The school received its first budget in CY 1997, with appropriations for salaries of three teacher items and ₱45,000 allotment for school maintenance and other operating expenses (MOOE), until finally, the school was allotted appropriations for salaries of four teacher items and ₱1,122,000.00 for MOOE in the 1999 General Appropriation Act.

On June 1, 1999, through DECS Order No. 58, the school was designated as the Regional Science High School for Region XI effective SY 1999–2000, in replacement of Philippine Science High School in Mintal, Davao City which was previously identified as the Regional Science Competition.

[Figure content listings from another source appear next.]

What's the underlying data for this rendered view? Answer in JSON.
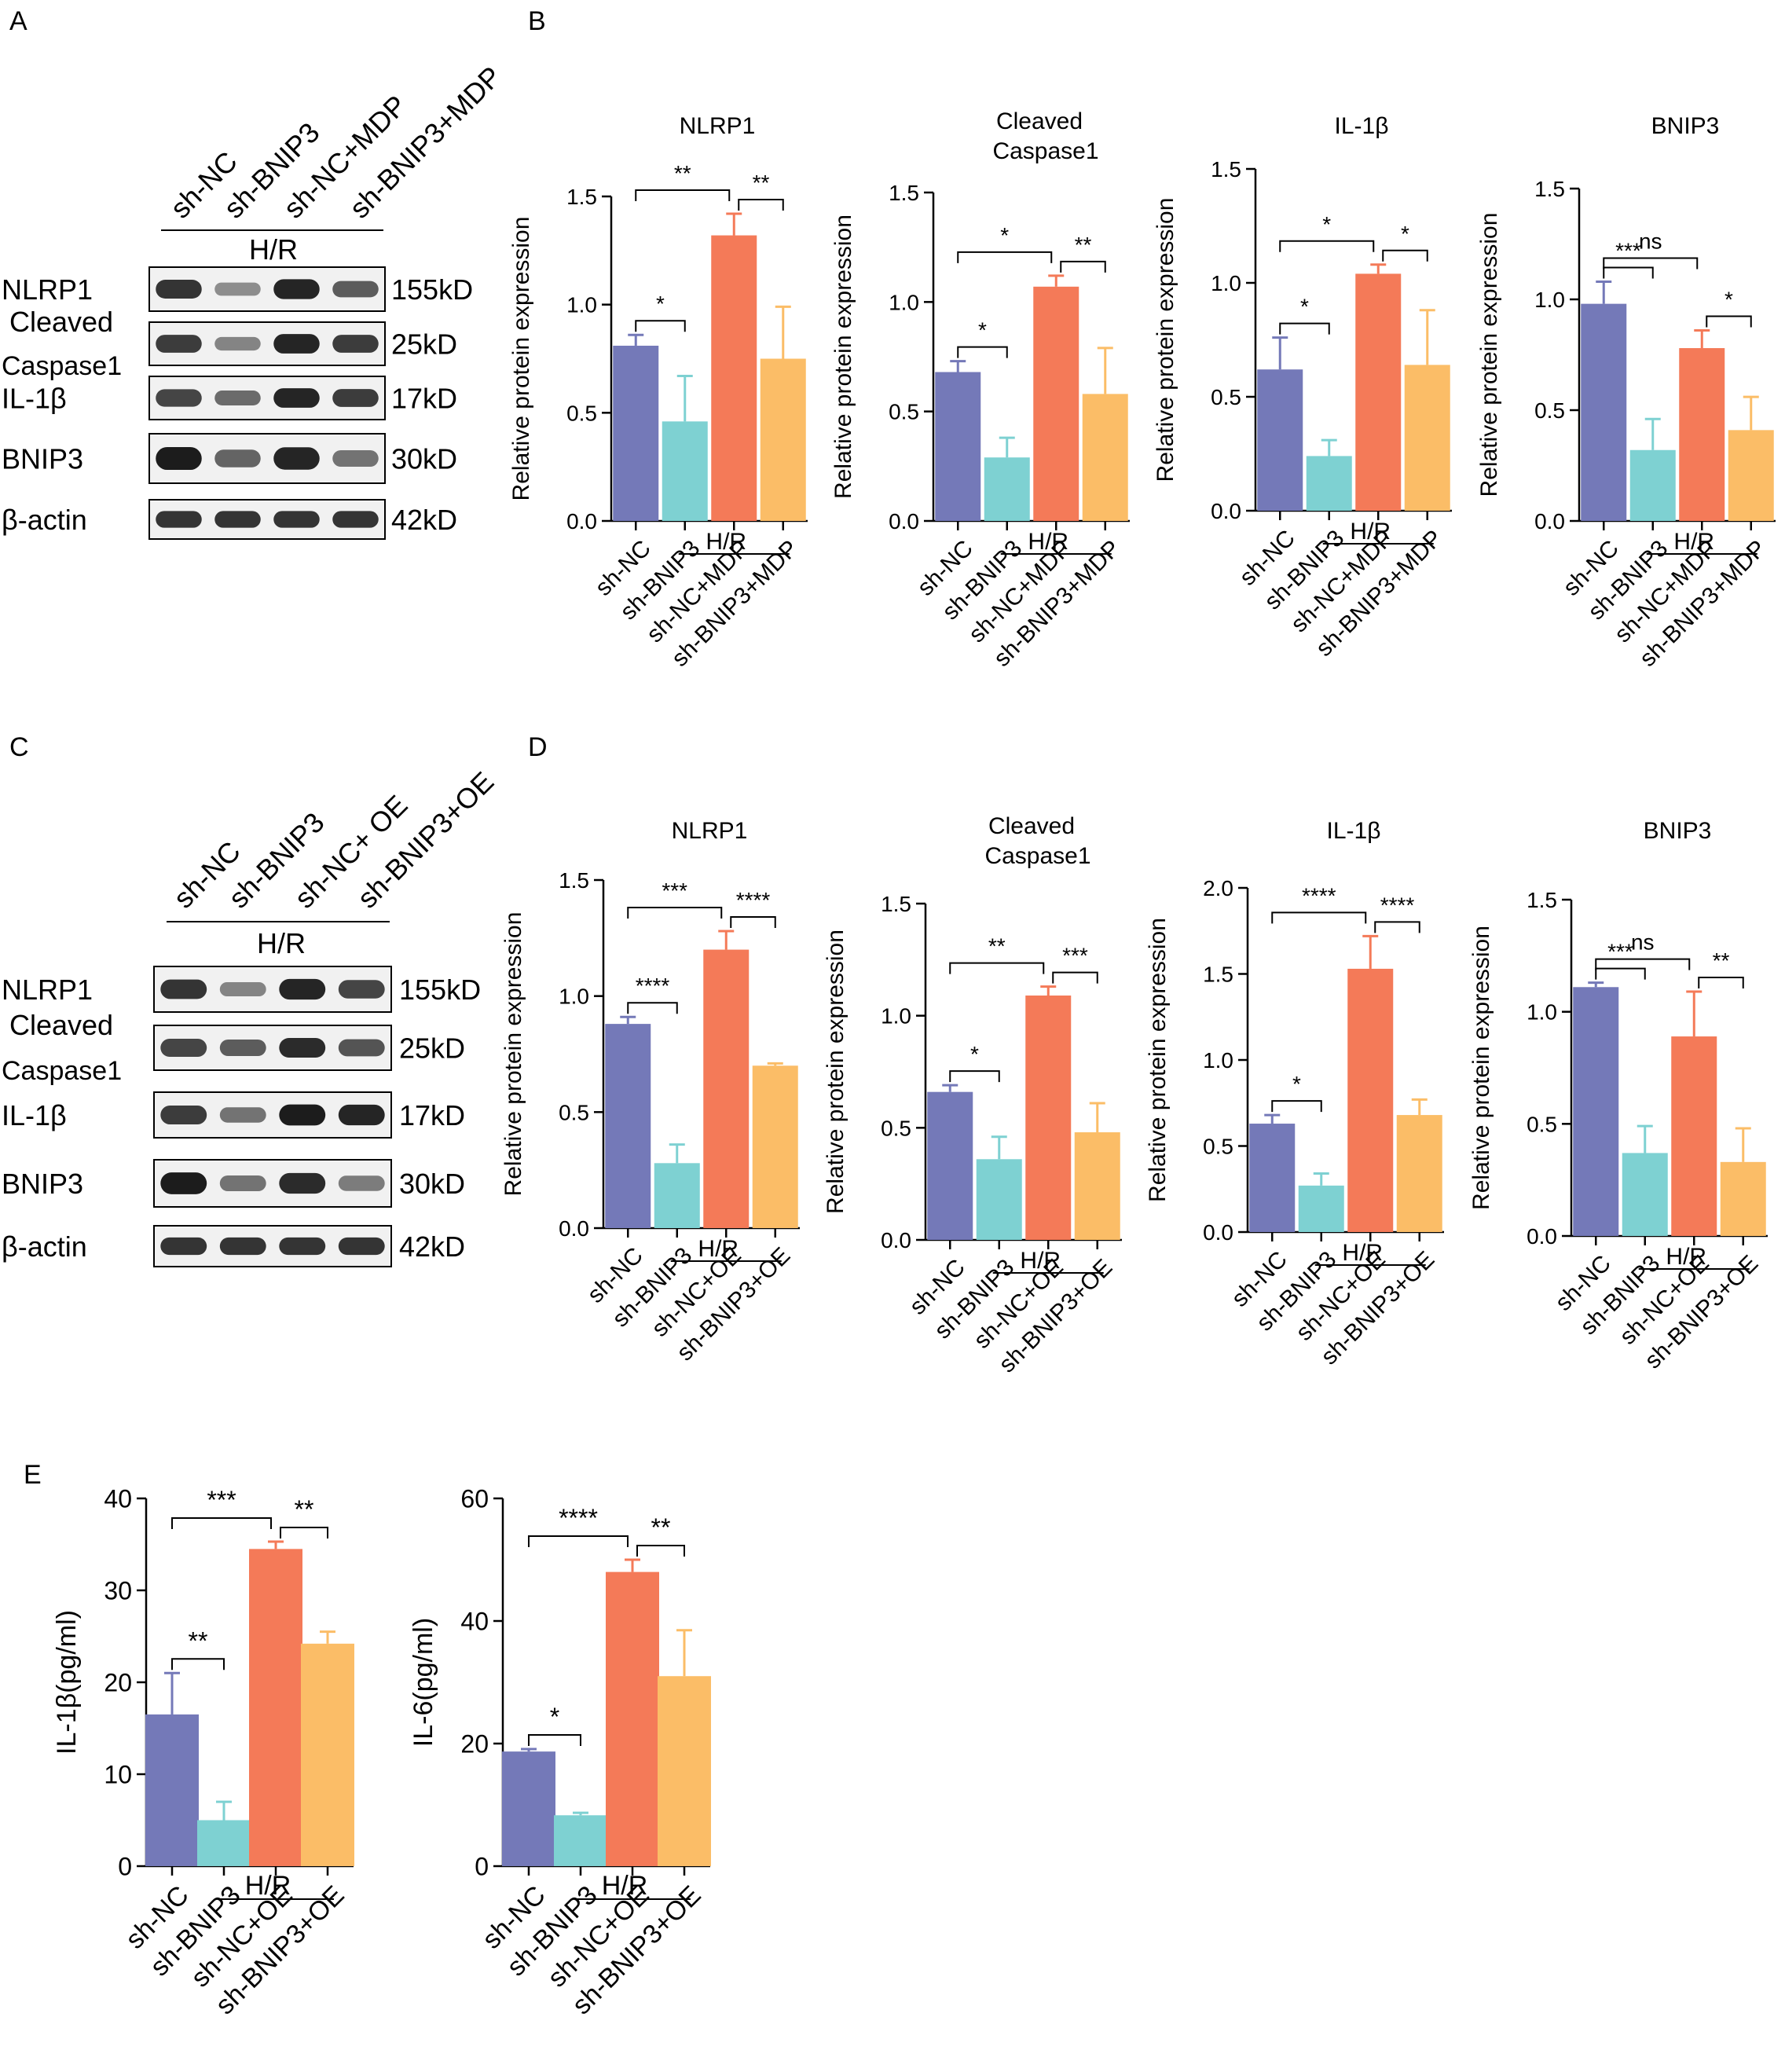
{
  "colors": {
    "sh_NC": "#7479B8",
    "sh_BNIP3": "#7ED1D2",
    "sh_NC_plus": "#F47A58",
    "sh_BNIP3_plus": "#FBBD67",
    "blot_band": "#1c1c1c",
    "blot_bg": "#f1f1f1"
  },
  "panel_labels": {
    "A": "A",
    "B": "B",
    "C": "C",
    "D": "D",
    "E": "E"
  },
  "common": {
    "y_label": "Relative protein expression",
    "group_label": "H/R"
  },
  "blots": [
    {
      "id": "A",
      "lanes": [
        "sh-NC",
        "sh-BNIP3",
        "sh-NC+MDP",
        "sh-BNIP3+MDP"
      ],
      "condition": "H/R",
      "rows": [
        {
          "name": "NLRP1",
          "size": "155kD",
          "intensity": [
            0.85,
            0.3,
            0.95,
            0.6
          ]
        },
        {
          "name": "Cleaved",
          "name2": "Caspase1",
          "size": "25kD",
          "intensity": [
            0.8,
            0.35,
            0.95,
            0.8
          ]
        },
        {
          "name": "IL-1β",
          "size": "17kD",
          "intensity": [
            0.75,
            0.5,
            0.95,
            0.8
          ]
        },
        {
          "name": "BNIP3",
          "size": "30kD",
          "intensity": [
            1.0,
            0.55,
            0.95,
            0.45
          ]
        },
        {
          "name": "β-actin",
          "size": "42kD",
          "intensity": [
            0.85,
            0.85,
            0.85,
            0.85
          ]
        }
      ]
    },
    {
      "id": "C",
      "lanes": [
        "sh-NC",
        "sh-BNIP3",
        "sh-NC+ OE",
        "sh-BNIP3+OE"
      ],
      "condition": "H/R",
      "rows": [
        {
          "name": "NLRP1",
          "size": "155kD",
          "intensity": [
            0.85,
            0.35,
            0.95,
            0.75
          ]
        },
        {
          "name": "Cleaved",
          "name2": "Caspase1",
          "size": "25kD",
          "intensity": [
            0.75,
            0.6,
            0.9,
            0.65
          ]
        },
        {
          "name": "IL-1β",
          "size": "17kD",
          "intensity": [
            0.8,
            0.45,
            1.0,
            0.95
          ]
        },
        {
          "name": "BNIP3",
          "size": "30kD",
          "intensity": [
            1.0,
            0.45,
            0.9,
            0.4
          ]
        },
        {
          "name": "β-actin",
          "size": "42kD",
          "intensity": [
            0.85,
            0.85,
            0.85,
            0.85
          ]
        }
      ]
    }
  ],
  "chart_data": [
    {
      "panel": "B",
      "type": "bar",
      "title": "NLRP1",
      "ylabel": "Relative protein expression",
      "ylim": [
        0,
        1.5
      ],
      "yticks": [
        "0.0",
        "0.5",
        "1.0",
        "1.5"
      ],
      "categories": [
        "sh-NC",
        "sh-BNIP3",
        "sh-NC+MDP",
        "sh-BNIP3+MDP"
      ],
      "values": [
        0.81,
        0.46,
        1.32,
        0.75
      ],
      "errors": [
        0.05,
        0.21,
        0.1,
        0.24
      ],
      "group_label": "H/R",
      "significance": [
        {
          "a": 0,
          "b": 1,
          "label": "*"
        },
        {
          "a": 0,
          "b": 2,
          "label": "**"
        },
        {
          "a": 2,
          "b": 3,
          "label": "**"
        }
      ]
    },
    {
      "panel": "B",
      "type": "bar",
      "title": "Cleaved",
      "title2": "Caspase1",
      "ylabel": "Relative protein expression",
      "ylim": [
        0,
        1.5
      ],
      "yticks": [
        "0.0",
        "0.5",
        "1.0",
        "1.5"
      ],
      "categories": [
        "sh-NC",
        "sh-BNIP3",
        "sh-NC+MDP",
        "sh-BNIP3+MDP"
      ],
      "values": [
        0.68,
        0.29,
        1.07,
        0.58
      ],
      "errors": [
        0.05,
        0.09,
        0.05,
        0.21
      ],
      "group_label": "H/R",
      "significance": [
        {
          "a": 0,
          "b": 1,
          "label": "*"
        },
        {
          "a": 0,
          "b": 2,
          "label": "*"
        },
        {
          "a": 2,
          "b": 3,
          "label": "**"
        }
      ]
    },
    {
      "panel": "B",
      "type": "bar",
      "title": "IL-1β",
      "ylabel": "Relative protein expression",
      "ylim": [
        0,
        1.5
      ],
      "yticks": [
        "0.0",
        "0.5",
        "1.0",
        "1.5"
      ],
      "categories": [
        "sh-NC",
        "sh-BNIP3",
        "sh-NC+MDP",
        "sh-BNIP3+MDP"
      ],
      "values": [
        0.62,
        0.24,
        1.04,
        0.64
      ],
      "errors": [
        0.14,
        0.07,
        0.04,
        0.24
      ],
      "group_label": "H/R",
      "significance": [
        {
          "a": 0,
          "b": 1,
          "label": "*"
        },
        {
          "a": 0,
          "b": 2,
          "label": "*"
        },
        {
          "a": 2,
          "b": 3,
          "label": "*"
        }
      ]
    },
    {
      "panel": "B",
      "type": "bar",
      "title": "BNIP3",
      "ylabel": "Relative protein expression",
      "ylim": [
        0,
        1.5
      ],
      "yticks": [
        "0.0",
        "0.5",
        "1.0",
        "1.5"
      ],
      "categories": [
        "sh-NC",
        "sh-BNIP3",
        "sh-NC+MDP",
        "sh-BNIP3+MDP"
      ],
      "values": [
        0.98,
        0.32,
        0.78,
        0.41
      ],
      "errors": [
        0.1,
        0.14,
        0.08,
        0.15
      ],
      "group_label": "H/R",
      "significance": [
        {
          "a": 0,
          "b": 1,
          "label": "***"
        },
        {
          "a": 0,
          "b": 2,
          "label": "ns"
        },
        {
          "a": 2,
          "b": 3,
          "label": "*"
        }
      ]
    },
    {
      "panel": "D",
      "type": "bar",
      "title": "NLRP1",
      "ylabel": "Relative protein expression",
      "ylim": [
        0,
        1.5
      ],
      "yticks": [
        "0.0",
        "0.5",
        "1.0",
        "1.5"
      ],
      "categories": [
        "sh-NC",
        "sh-BNIP3",
        "sh-NC+OE",
        "sh-BNIP3+OE"
      ],
      "values": [
        0.88,
        0.28,
        1.2,
        0.7
      ],
      "errors": [
        0.03,
        0.08,
        0.08,
        0.01
      ],
      "group_label": "H/R",
      "significance": [
        {
          "a": 0,
          "b": 1,
          "label": "****"
        },
        {
          "a": 0,
          "b": 2,
          "label": "***"
        },
        {
          "a": 2,
          "b": 3,
          "label": "****"
        }
      ]
    },
    {
      "panel": "D",
      "type": "bar",
      "title": "Cleaved",
      "title2": "Caspase1",
      "ylabel": "Relative protein expression",
      "ylim": [
        0,
        1.5
      ],
      "yticks": [
        "0.0",
        "0.5",
        "1.0",
        "1.5"
      ],
      "categories": [
        "sh-NC",
        "sh-BNIP3",
        "sh-NC+OE",
        "sh-BNIP3+OE"
      ],
      "values": [
        0.66,
        0.36,
        1.09,
        0.48
      ],
      "errors": [
        0.03,
        0.1,
        0.04,
        0.13
      ],
      "group_label": "H/R",
      "significance": [
        {
          "a": 0,
          "b": 1,
          "label": "*"
        },
        {
          "a": 0,
          "b": 2,
          "label": "**"
        },
        {
          "a": 2,
          "b": 3,
          "label": "***"
        }
      ]
    },
    {
      "panel": "D",
      "type": "bar",
      "title": "IL-1β",
      "ylabel": "Relative protein expression",
      "ylim": [
        0,
        2.0
      ],
      "yticks": [
        "0.0",
        "0.5",
        "1.0",
        "1.5",
        "2.0"
      ],
      "categories": [
        "sh-NC",
        "sh-BNIP3",
        "sh-NC+OE",
        "sh-BNIP3+OE"
      ],
      "values": [
        0.63,
        0.27,
        1.53,
        0.68
      ],
      "errors": [
        0.05,
        0.07,
        0.19,
        0.09
      ],
      "group_label": "H/R",
      "significance": [
        {
          "a": 0,
          "b": 1,
          "label": "*"
        },
        {
          "a": 0,
          "b": 2,
          "label": "****"
        },
        {
          "a": 2,
          "b": 3,
          "label": "****"
        }
      ]
    },
    {
      "panel": "D",
      "type": "bar",
      "title": "BNIP3",
      "ylabel": "Relative protein expression",
      "ylim": [
        0,
        1.5
      ],
      "yticks": [
        "0.0",
        "0.5",
        "1.0",
        "1.5"
      ],
      "categories": [
        "sh-NC",
        "sh-BNIP3",
        "sh-NC+OE",
        "sh-BNIP3+OE"
      ],
      "values": [
        1.11,
        0.37,
        0.89,
        0.33
      ],
      "errors": [
        0.02,
        0.12,
        0.2,
        0.15
      ],
      "group_label": "H/R",
      "significance": [
        {
          "a": 0,
          "b": 1,
          "label": "***"
        },
        {
          "a": 0,
          "b": 2,
          "label": "ns"
        },
        {
          "a": 2,
          "b": 3,
          "label": "**"
        }
      ]
    },
    {
      "panel": "E",
      "type": "bar",
      "title": "",
      "ylabel": "IL-1β(pg/ml)",
      "ylim": [
        0,
        40
      ],
      "yticks": [
        "0",
        "10",
        "20",
        "30",
        "40"
      ],
      "categories": [
        "sh-NC",
        "sh-BNIP3",
        "sh-NC+OE",
        "sh-BNIP3+OE"
      ],
      "values": [
        16.5,
        5.0,
        34.5,
        24.2
      ],
      "errors": [
        4.5,
        2.0,
        0.8,
        1.3
      ],
      "group_label": "H/R",
      "significance": [
        {
          "a": 0,
          "b": 1,
          "label": "**"
        },
        {
          "a": 0,
          "b": 2,
          "label": "***"
        },
        {
          "a": 2,
          "b": 3,
          "label": "**"
        }
      ]
    },
    {
      "panel": "E",
      "type": "bar",
      "title": "",
      "ylabel": "IL-6(pg/ml)",
      "ylim": [
        0,
        60
      ],
      "yticks": [
        "0",
        "20",
        "40",
        "60"
      ],
      "categories": [
        "sh-NC",
        "sh-BNIP3",
        "sh-NC+OE",
        "sh-BNIP3+OE"
      ],
      "values": [
        18.7,
        8.3,
        48.0,
        31.0
      ],
      "errors": [
        0.4,
        0.4,
        2.0,
        7.5
      ],
      "group_label": "H/R",
      "significance": [
        {
          "a": 0,
          "b": 1,
          "label": "*"
        },
        {
          "a": 0,
          "b": 2,
          "label": "****"
        },
        {
          "a": 2,
          "b": 3,
          "label": "**"
        }
      ]
    }
  ]
}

During SY 1999–2000, the school has finally occupied its newly constructed building worth ₱5 million, erected at a 5-hectare school site donated by the benevolent Alcantara Family. The school has a water system and school cafeteria with a total budget of ₱3 million. This project, worth ₱8 million, was constructed through the CDF of the late Hon. Congressman James L. Chiongbian.

On August 6, 2002, when the Soccsksargen area was turned over to Region XII, the Alabel National Science High School became the Regional Science High School for Region XII.